At last I turned aside from my self-appointed sentry's beat and went directly to where my father lay, covered with one of the blankets. In the light which was less glaring than my torch, his face was drawn, the bones seeming to stand out beneath the skin as if in these short hours some deadly illness had eaten through his resistance. And—His eyes were wide open. Not only open but aware. They met mine with intelligence, a compulsion which brought me to my knees beside him. I might have at that moment been no older than the small boy in my memory of the past.

Illo had washed the blood from his face, bandaged his wounds. The blanket was pulled up to his throat, masking the broken body. Pain must have made those lines so deep there now, but he had forced it away from him, under his control. I read that, and I do not know how I did it.

I saw his lips move with effort. There was a beading of sweat across what forehead the bandage did not cover. Driven by what lay in his eyes I leaned very low above him so my ear was close to those struggling lips. "North—to Mungo—" his words were a mere wisp of sound. "North—I—I—must—lie—in Mungo. Swear this, swear it!" Somehow he had gathered the strength to make those last four words ring out, above the tortured whisper, clear and strong as he might have given the signal for the gars to be on the move. There was a bubble of red again showing at a corner of his mouth. He coughed thickly, rackingly. The bubble burst, and blood spewed forth. But his eyes never loosed their hold on mine. His lips worked again—but there was only that terrible, tearing cough which brought out gouts of blood instead of the words.

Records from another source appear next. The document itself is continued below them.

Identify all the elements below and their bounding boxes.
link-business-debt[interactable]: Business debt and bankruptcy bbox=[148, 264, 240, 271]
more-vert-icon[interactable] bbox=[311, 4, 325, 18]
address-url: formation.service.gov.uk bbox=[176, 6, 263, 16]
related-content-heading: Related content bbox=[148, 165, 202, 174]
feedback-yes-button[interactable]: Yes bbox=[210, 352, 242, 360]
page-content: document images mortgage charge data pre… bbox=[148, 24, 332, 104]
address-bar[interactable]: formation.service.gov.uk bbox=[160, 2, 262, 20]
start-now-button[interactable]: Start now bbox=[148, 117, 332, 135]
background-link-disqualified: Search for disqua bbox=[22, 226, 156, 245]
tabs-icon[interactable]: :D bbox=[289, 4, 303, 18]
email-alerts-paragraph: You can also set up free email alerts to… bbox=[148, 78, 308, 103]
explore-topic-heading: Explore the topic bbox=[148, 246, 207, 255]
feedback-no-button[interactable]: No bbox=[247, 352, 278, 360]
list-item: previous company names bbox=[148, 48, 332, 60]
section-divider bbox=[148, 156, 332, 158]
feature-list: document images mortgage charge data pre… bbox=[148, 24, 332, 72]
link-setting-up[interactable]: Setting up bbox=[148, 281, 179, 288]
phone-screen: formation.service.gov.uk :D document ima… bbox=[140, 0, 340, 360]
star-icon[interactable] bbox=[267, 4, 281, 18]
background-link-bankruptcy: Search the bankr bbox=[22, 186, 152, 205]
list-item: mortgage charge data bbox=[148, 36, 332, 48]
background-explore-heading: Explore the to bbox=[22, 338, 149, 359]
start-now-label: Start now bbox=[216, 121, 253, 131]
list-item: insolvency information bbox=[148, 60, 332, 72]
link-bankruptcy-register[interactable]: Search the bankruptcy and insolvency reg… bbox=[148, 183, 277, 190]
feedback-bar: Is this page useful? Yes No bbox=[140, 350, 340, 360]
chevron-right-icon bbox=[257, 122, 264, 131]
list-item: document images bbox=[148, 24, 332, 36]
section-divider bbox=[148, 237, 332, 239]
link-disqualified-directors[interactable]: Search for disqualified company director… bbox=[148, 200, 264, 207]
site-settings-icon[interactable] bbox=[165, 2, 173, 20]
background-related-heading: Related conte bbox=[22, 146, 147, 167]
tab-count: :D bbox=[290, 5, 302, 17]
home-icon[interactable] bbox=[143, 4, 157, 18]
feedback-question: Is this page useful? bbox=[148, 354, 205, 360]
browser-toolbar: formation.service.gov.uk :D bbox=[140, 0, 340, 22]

"I swear—!" There was no other answer which could ease him in this time; that I understood.

The bright glint in his eyes still held strong and clear for a long moment after we made that pact. I reached beneath the edge of the blanket, found his hand and held it. In him there yet remained some strength, for his fingers tightened in my hold, gripping mine with a force I would not have believed he was still able to summon.

He did not try to speak again. But he kept his eyes open and on mine and we held that grasp. Was it for long? There was no measurement of time. I am not sure when it was that his head moved a fraction on the folded blanket we had used to pillow it, when he looked beyond me at something else. For that he did see something in that last moment I shall always swear. What it was remained his secret, but I think in some manner it was a comfort, for the pain lines lessened, and there was a new peace—an expression I realized I had never seen on my father's calm face before. He was in that moment younger, eager, a man I did not know, that it had never been for me to know.

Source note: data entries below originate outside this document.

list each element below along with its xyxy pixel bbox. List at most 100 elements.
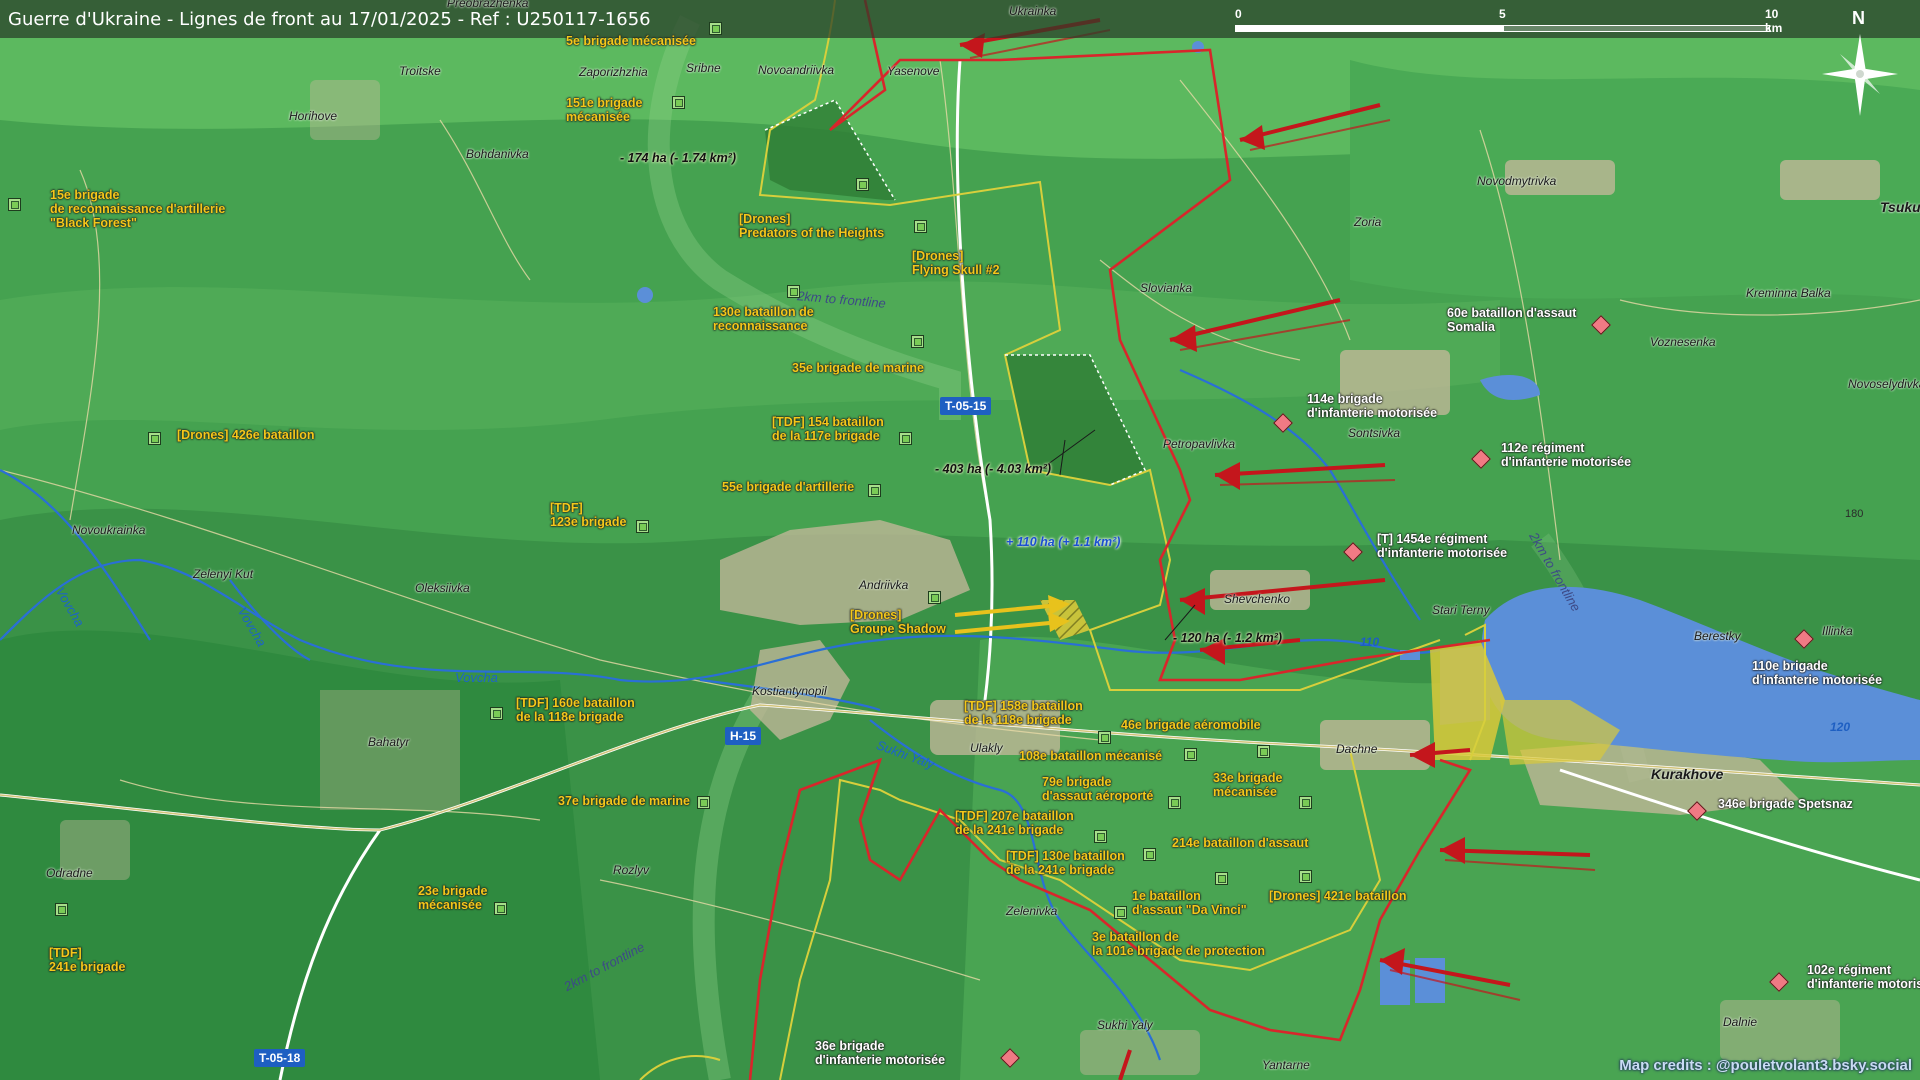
unit-marker-icon[interactable] [55,903,68,916]
settlement-label: Kostiantynopil [752,684,827,698]
ukr-unit-label: 214e bataillon d'assaut [1172,836,1309,850]
ru-unit-label: 112e régiment d'infanterie motorisée [1501,441,1632,469]
unit-marker-icon[interactable] [1098,731,1111,744]
settlement-label: Stari Terny [1432,603,1490,617]
settlement-label: Shevchenko [1224,592,1291,606]
settlement-label: Novoselydivka [1848,377,1920,391]
settlement-label: Novoandriivka [758,63,835,77]
settlement-label: Dalnie [1723,1015,1758,1029]
unit-marker-icon[interactable] [1299,870,1312,883]
unit-marker-icon[interactable] [1184,748,1197,761]
ukr-unit-label: [TDF] 207e bataillon de la 241e brigade [955,809,1074,837]
unit-marker-icon[interactable] [1299,796,1312,809]
unit-marker-icon[interactable] [928,591,941,604]
ukr-unit-label: [TDF] 241e brigade [49,946,126,974]
map-credits: Map credits : @pouletvolant3.bsky.social [1619,1057,1912,1074]
terrain-layer [0,0,1920,1080]
scale-tick: 5 [1499,7,1506,21]
ru-unit-label: [T] 1454e régiment d'infanterie motorisé… [1377,532,1508,560]
scale-tick: 10 km [1765,7,1783,35]
ukr-unit-label: [Drones] Groupe Shadow [850,608,946,636]
settlement-label: Sontsivka [1348,426,1401,440]
frontline-map[interactable]: Guerre d'Ukraine - Lignes de front au 17… [0,0,1920,1080]
unit-marker-icon[interactable] [1143,848,1156,861]
scale-segment [1503,25,1770,32]
unit-marker-icon[interactable] [8,198,21,211]
scale-tick: 0 [1235,7,1242,21]
ukr-unit-label: [TDF] 123e brigade [550,501,627,529]
unit-marker-icon[interactable] [899,432,912,445]
settlement-label: Zaporizhzhia [579,65,648,79]
road-shield: H-15 [725,727,762,745]
settlement-label: Kurakhove [1651,766,1724,782]
ukr-unit-label: [TDF] 154 bataillon de la 117e brigade [772,415,884,443]
ukr-unit-label: 37e brigade de marine [558,794,691,808]
ukr-unit-label: 1e bataillon d'assaut "Da Vinci" [1132,889,1247,917]
settlement-label: Petropavlivka [1163,437,1236,451]
settlement-label: Sribne [686,61,721,75]
settlement-label: Yantarne [1262,1058,1310,1072]
altitude-label: 180 [1845,508,1864,520]
settlement-label: Novodmytrivka [1477,174,1557,188]
ru-unit-label: 60e bataillon d'assaut Somalia [1447,306,1577,334]
road-shield: 110 [1360,635,1380,649]
settlement-label: Yasenove [887,64,940,78]
settlement-label: Kreminna Balka [1746,286,1831,300]
settlement-label: Illinka [1822,624,1853,638]
ru-unit-label: 346e brigade Spetsnaz [1718,797,1853,811]
title-bar: Guerre d'Ukraine - Lignes de front au 17… [0,0,1920,38]
ukr-unit-label: 15e brigade de reconnaissance d'artiller… [50,188,226,230]
unit-marker-icon[interactable] [1215,872,1228,885]
unit-marker-icon[interactable] [914,220,927,233]
settlement-label: Zelenivka [1006,904,1058,918]
settlement-label: Oleksiivka [415,581,470,595]
unit-marker-icon[interactable] [1094,830,1107,843]
ukr-unit-label: 5e brigade mécanisée [566,34,696,48]
ukr-unit-label: [Drones] Flying Skull #2 [912,249,1000,277]
settlement-label: Novoukrainka [72,523,146,537]
scale-segment [1235,25,1503,32]
ukr-unit-label: [TDF] 130e bataillon de la 241e brigade [1006,849,1125,877]
unit-marker-icon[interactable] [490,707,503,720]
scale-bar: 0 5 10 km [1235,7,1782,35]
settlement-label: Zoria [1354,215,1382,229]
ukr-unit-label: [Drones] 426e bataillon [177,428,315,442]
area-change-label: - 174 ha (- 1.74 km²) [620,151,737,165]
area-change-label: - 403 ha (- 4.03 km²) [935,462,1052,476]
ukr-unit-label: 35e brigade de marine [792,361,925,375]
unit-marker-icon[interactable] [856,178,869,191]
settlement-label: Troitske [399,64,441,78]
settlement-label: Odradne [46,866,93,880]
settlement-label: Sukhi Yaly [1097,1018,1153,1032]
settlement-label: Berestky [1694,629,1741,643]
settlement-label: Bohdanivka [466,147,529,161]
map-title: Guerre d'Ukraine - Lignes de front au 17… [8,9,651,30]
ukr-unit-label: 79e brigade d'assaut aéroporté [1042,775,1154,803]
ru-unit-label: 110e brigade d'infanterie motorisée [1752,659,1883,687]
unit-marker-icon[interactable] [1168,796,1181,809]
river-label: Vovcha [455,670,498,685]
unit-marker-icon[interactable] [636,520,649,533]
settlement-label: Bahatyr [368,735,410,749]
ukr-unit-label: 108e bataillon mécanisé [1019,749,1163,763]
unit-marker-icon[interactable] [1114,906,1127,919]
unit-marker-icon[interactable] [911,335,924,348]
settlement-label: Dachne [1336,742,1378,756]
unit-marker-icon[interactable] [709,22,722,35]
ukr-unit-label: [Drones] Predators of the Heights [739,212,885,240]
unit-marker-icon[interactable] [787,285,800,298]
unit-marker-icon[interactable] [148,432,161,445]
unit-marker-icon[interactable] [697,796,710,809]
ukr-unit-label: 55e brigade d'artillerie [722,480,855,494]
ukr-unit-label: [Drones] 421e bataillon [1269,889,1407,903]
ukr-unit-label: 33e brigade mécanisée [1213,771,1283,799]
unit-marker-icon[interactable] [494,902,507,915]
compass-rose-icon: N [1810,6,1910,116]
settlement-label: Rozlyv [613,863,650,877]
unit-marker-icon[interactable] [868,484,881,497]
ukr-unit-label: 151e brigade mécanisée [566,96,643,124]
ukr-unit-label: [TDF] 158e bataillon de la 118e brigade [964,699,1083,727]
unit-marker-icon[interactable] [672,96,685,109]
unit-marker-icon[interactable] [1257,745,1270,758]
settlement-label: Ukrainka [1009,4,1057,18]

I still sat by him as the moon dropped low in the night sky, but what I guarded now was nothing—an outworn coat, a forgotten and unneeded garment. My father was gone and left in me an emptiness which grew deeper and wider, making a space into which I thought I might even fall and never climb out of again. I had had no life which had not held him always there—what could I do now?

I started. The touch on my shoulder then was as if a blaster had seared across unshielded flesh.

"He has taken his own way, that lay in his mind from the beginning."

I looked up at the girl, my anger hot enough to burn away the uncertainty of moments earlier.

"He had strength—he would not have—done what you say!" I denied her words fiercely. For I had seen once or twice in my roving life those who died of what seemed minor illnesses or superficial hurts because they had no wish to live. My father was not to be numbered among them. I think at that moment my rage boiled up in me, fed by the hurt of my own loss, might have led me to strike out physically at her.

"He was tired—very tired, and he was one of those who know—"

She did not draw away from me. Her face and voice still held the calm of her calling. That serenity began to react on me as it always did when one came in contact with the healers.

"One who knows what?" I demanded.

"It is given to some of us to understand and know when the great change draws near. He was a man who has been driven many years by that which he could not accept—he had already begun to believe that he must reach beyond our life to understand."